Non so come possa funzionare. Non posso neppure fare paragoni con me stesso. A diciassette o diciott'anni ho vissuto, sulla mia pelle, alcune cose che -in base a quel che accade adesso, quotidianamente o quasi- mi avrebbero dovuto far diventare un pluriomicida; e mi guardo idealmente allo specchio dicendomi con un barlume di fierezza che non mi è mai passato nemmeno per l'anticamera del cervello, nemmeno nelle situazioni peggiori, nemmeno nel buio di una notte in Sardegna che ve la raccomando. Sembra che, ultimamente, basti una voce, un sospetto. Un messaggino SMS. Una frase scritta su qualche cazzo di social network. Vorrei allora dire che cosa significa restarsene per un'ora da solo dentro una macchina, mentre il proprietario della stessa, trentadue anni e sposato con una figlia, si sta scopando in una casa vicina la tua ragazza di anni sedici, giustappunto. La quale t'aveva detto: vado a salutarlo. Uno conosciuto il giorno prima per un passaggio in autostop. E non tornano, e lo sai che stanno facendo, lo sai benissimo. Dirsi allora che dev'essere così, che è giusto così, che siamo giovani; e starsene lì da solo senza sapere che cosa fare, in una notte d'agosto bellissima e piena di stelle. Sapendo persino il nome di quella persona, che ancora non riesce a andarmi via dalla testa nonostante pensi che ora ha più di sessant'anni e chissà che fine ha fatto. Non contenta, la ragazza il giorno dopo, come se nulla fosse, pure te lo dice senza nessun problema, incazzandosi pure al tuo minimo “ma”; e io, il sottoscritto, che non alzo nemmeno un dito. Nulla. Raccontarlo a trent'anni e passa di distanza, però, è anche un atto di giustizia verso me stesso. Molte cose sbagliate ho fatto nella mia vita; ma oggi, di fronte a simili atti di morte, voglio riconoscere a me stesso una cosa elementare. Di fronte al mondo sarei potuto apparire come un debole, persino un succube; mi rendo conto, invece, di avere avuto una forza sovrumana allora, probabilmente senza nemmeno rendermene conto. Una forza che mi ha, in gran parte, schiantato dentro ancor più di quanto non lo fossi per altri motivi che tenevo nascosti a tutti; ma vedo che, per cose ben minori, si ammazza. Si brucia. Si finisce in galera a diciassette anni facendo persino il “duro” all'inizio, e se ne riparlerà dopo le prime notti in cella, se ne riparlerà quando la festa per i tuoi diciott'anni consisterà nell'essere trasferito da un carcere minorile ad uno ordinario.
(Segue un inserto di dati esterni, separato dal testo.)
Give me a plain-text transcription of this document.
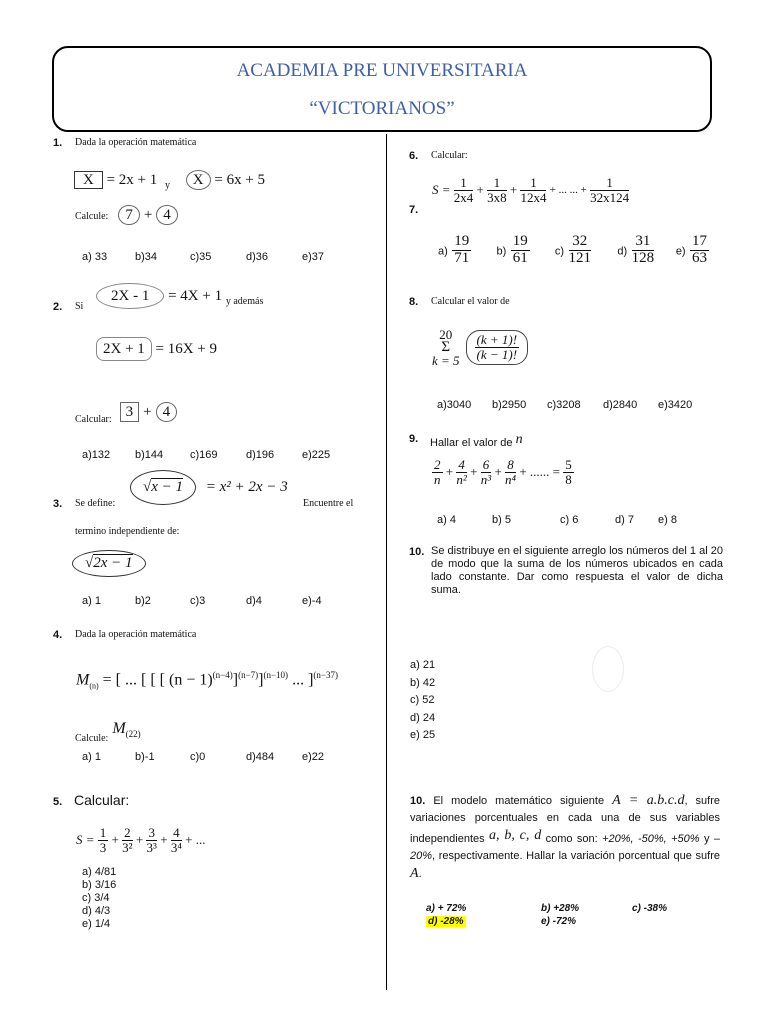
ACADEMIA PRE UNIVERSITARIA
“VICTORIANOS”
1. Dada la operación matemática
X = 2x + 1 $_y$ X = 6x + 5
Calcule: 7 + 4
a) 33	b)34	c)35	d)36	e)37
2. Si
2X - 1 = 4X + 1 $_{y además}$
2X + 1 = 16X + 9
$_{Calcular:}$ 3 + 4
a)132 b)144 c)169	d)196	e)225
3. Se define:
√x − 1 = x² + 2x − 3
Encuentre el
termino independiente de:
√2x − 1
a) 1	b)2	c)3	d)4	e)-4
4. Dada la operación matemática
$M_{(n)}$ = [ ... [ [ [ $(n - 1)^{(n-4)}]^{(n-7)}]^{(n-10)}$ ... ]$^{(n-37)}$
$_{Calcule:}$ $M_{(22)}$
a) 1	b)-1	c)0	d)484	e)22
5. Calcular:
$S = \frac{1}{3} + \frac{2}{\text{3²}} + \frac{3}{\text{3³}} + \frac{4}{\text{3⁴}}$ + ...
a) 4/81
b) 3/16
c) 3/4
d) 4/3
e) 1/4
6. Calcular:
$S = \frac{1}{2x4} + \frac{1}{3x8} + \frac{1}{12x4}$ + ... ... + $\frac{1}{32x124}$
7.
$a) \frac{19}{71} b) \frac{19}{61} c) \frac{32}{121} d) \frac{31}{128} e) \frac{17}{63}$
8. Calcular el valor de
20
Σ
k = 5
$\frac{(k + 1)!}{(k - 1)!}$
a)3040 b)2950 c)3208 d)2840 e)3420
9. Hallar el valor de n
$\frac{2}{n} + \frac{4}{\text{n²}} + \frac{6}{\text{n³}} + \frac{8}{\text{n⁴}}$ + ...... = $\frac{5}{8}$
a) 4	b) 5	c) 6	d) 7 e) 8
10. Se distribuye en el siguiente arreglo los números del 1 al 20 de modo que la suma de los números ubicados en cada lado constante. Dar como respuesta el valor de dicha suma.
a) 21
b) 42
c) 52
d) 24
e) 25
10. El modelo matemático siguiente A = a.b.c.d, sufre variaciones porcentuales en cada una de sus variables independientes a, b, c, d como son: +20%, -50%, +50% y – 20%, respectivamente. Hallar la variación porcentual que sufre A.
a) + 72%	b) +28%	c) -38%
d) -28%	e) -72%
No, non riesco a capirlo. Per nessuno. Con tutte le mie cose, mi sono fatto la mia vita alla quale sono terribilmente attaccato. Sono attaccato alla persona che amo, liberamente; e quanto più le sono attaccato, tanto più deve sapere di essere, sempre, libera e se stessa. Libera in mezzo alle vicende umane; sono, sì, figlio anche di quella notte. Parecchie cose mi ha insegnato, anche se non me ne sono immediatamente reso conto. Non mi riesce, per questo, capire che cosa possa spingere una persona a desiderare la morte di un'altra per il niente. Per tasselli che il tempo ricomporrà. Per una voglia di avere che, invece, ti toglierà tutto. Rivedo il volto di quella ragazza di allora, che si sovrappone a quello della povera ragazza di Corigliano Calabro, e a quello di tutte le altre ragazze e donne mai viste né conosciute, che hanno pagato tutto il mondo e tutta la storia con la loro vita e con sofferenze atroci. Forse la soluzione sarebbe dentro noi stessi, ma si dice sempre così senza pensare alle prigioni che ci hanno costruito addosso, prigioni che ad un certo punto si autorigenerano come cellule tumorali volontarie. Che cosa resta da fare? Non lo so. Come sempre, si sente invocare altra morte; da una porzione dell'universo, continuo a invocare altra vita. Andava tanto di moda, in quegli anni di cui qui ho parlato, il saggio di Erich Fromm, Avere o essere; lo compravamo tutti. Ce lo avevo io e ce lo aveva quella ragazza. Per quel che mi riguarda, e con tutti gli accidenti terribili che la cosa ha comportato, ho scelto l'essere. Non me ne pento. Voialtri, fate naturalmente quel che vi pare; ma almeno fermatevi, anche un attimo prima, di eliminare entrambe le cose dalla vostra vita e da quella altrui. Pensateci. Buonanotte.